I think this is largely because Reddit is one of the best available architectures for sorting out the gems from the rest, when there is a critical mass of people who want gems. If you want more gems, you need to put more dirt through the filter.
The failure to this rule is the default subreddits, because everyone can vote, and not just those with high standards. An ideal solution would be to ask people to predict whether something will get, say, a 1-5 star rating by mods/curators, as a means of signal boosting. If you take a weighted average of these predictions based on each person’s historical accuracy, you can just use that as a rating, and spare the mods from having to review almost everything.
Really, I like extending this to multiple axes, rather than just lumping everything into one. For example, some topics are only new to new people, and such threads can be good places to link to older discussions and maybe even build on them. However, older members may have little interest, and may not want to have to engage with commenters who aren’t familiar with older discussions. Arbital seems to be moving in this direction, just by having more coherent chains of prerequisite concepts, rather than whatever couple links the author thought to include in an essay.
Just some musings.
That is a great point!!! Can we turn it into actionable advice for “creating better LW”?
Maybe there is a chance to create a vivid (LW-style) rationalist community on Reddit. We just have to find out what is the secret that makes the three subreddits you mentioned different from the rest of Reddit, and make it work for a LW-style forum.

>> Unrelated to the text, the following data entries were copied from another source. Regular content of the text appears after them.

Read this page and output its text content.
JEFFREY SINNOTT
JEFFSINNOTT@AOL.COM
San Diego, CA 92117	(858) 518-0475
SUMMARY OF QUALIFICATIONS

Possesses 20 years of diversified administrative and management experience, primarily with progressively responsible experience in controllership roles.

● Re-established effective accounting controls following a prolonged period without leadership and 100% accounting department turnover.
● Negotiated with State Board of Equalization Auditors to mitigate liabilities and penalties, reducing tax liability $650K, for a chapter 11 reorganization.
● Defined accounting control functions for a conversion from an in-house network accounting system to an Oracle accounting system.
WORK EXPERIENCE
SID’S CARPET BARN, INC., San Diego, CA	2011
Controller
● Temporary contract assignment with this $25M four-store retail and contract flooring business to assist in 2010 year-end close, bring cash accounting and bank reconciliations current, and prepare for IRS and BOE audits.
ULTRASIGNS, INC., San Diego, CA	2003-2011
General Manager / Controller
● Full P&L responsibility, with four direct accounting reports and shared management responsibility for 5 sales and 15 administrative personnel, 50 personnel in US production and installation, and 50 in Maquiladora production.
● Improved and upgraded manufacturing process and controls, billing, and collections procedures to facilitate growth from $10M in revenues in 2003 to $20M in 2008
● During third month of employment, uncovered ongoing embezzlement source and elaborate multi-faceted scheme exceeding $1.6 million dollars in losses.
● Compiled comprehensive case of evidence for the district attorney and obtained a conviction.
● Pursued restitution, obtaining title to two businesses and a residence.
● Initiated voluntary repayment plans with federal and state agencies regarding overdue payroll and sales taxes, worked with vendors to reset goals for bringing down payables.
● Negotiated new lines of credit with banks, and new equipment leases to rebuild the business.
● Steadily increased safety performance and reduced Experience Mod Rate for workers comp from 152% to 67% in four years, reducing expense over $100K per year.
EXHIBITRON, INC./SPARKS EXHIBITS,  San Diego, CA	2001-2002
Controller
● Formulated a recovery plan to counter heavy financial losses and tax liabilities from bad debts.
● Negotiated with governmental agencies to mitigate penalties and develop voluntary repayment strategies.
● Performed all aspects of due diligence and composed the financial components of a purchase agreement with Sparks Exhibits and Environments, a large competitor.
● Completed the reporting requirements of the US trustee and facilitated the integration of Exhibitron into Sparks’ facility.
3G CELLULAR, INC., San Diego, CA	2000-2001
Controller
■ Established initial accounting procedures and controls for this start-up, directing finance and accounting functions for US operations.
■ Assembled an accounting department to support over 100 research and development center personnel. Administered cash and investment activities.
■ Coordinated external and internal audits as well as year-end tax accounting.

I noticed CMV has about 30 moderators, AskScience has several hundreds, and SpaceX has nine. I don’t know what is the average, but at this moment I have an impression that a large-ish number of active moderators is a must.
Another ingredient is probably that these sites seem to have clear rules on what is okay; what should one optimize for. In CMV, it’s replies that “change OP’s mind”; in AskScience it’s replies compatible with respected science. -- I am afraid we couldn’t have a similarly clear rule for “x-rationality”.
EDIT:
I like the anti-advice page for CMV. (And I find it quite amusing that a lot of them pretty much describe how RationalWiki works.) I posted that link on LW.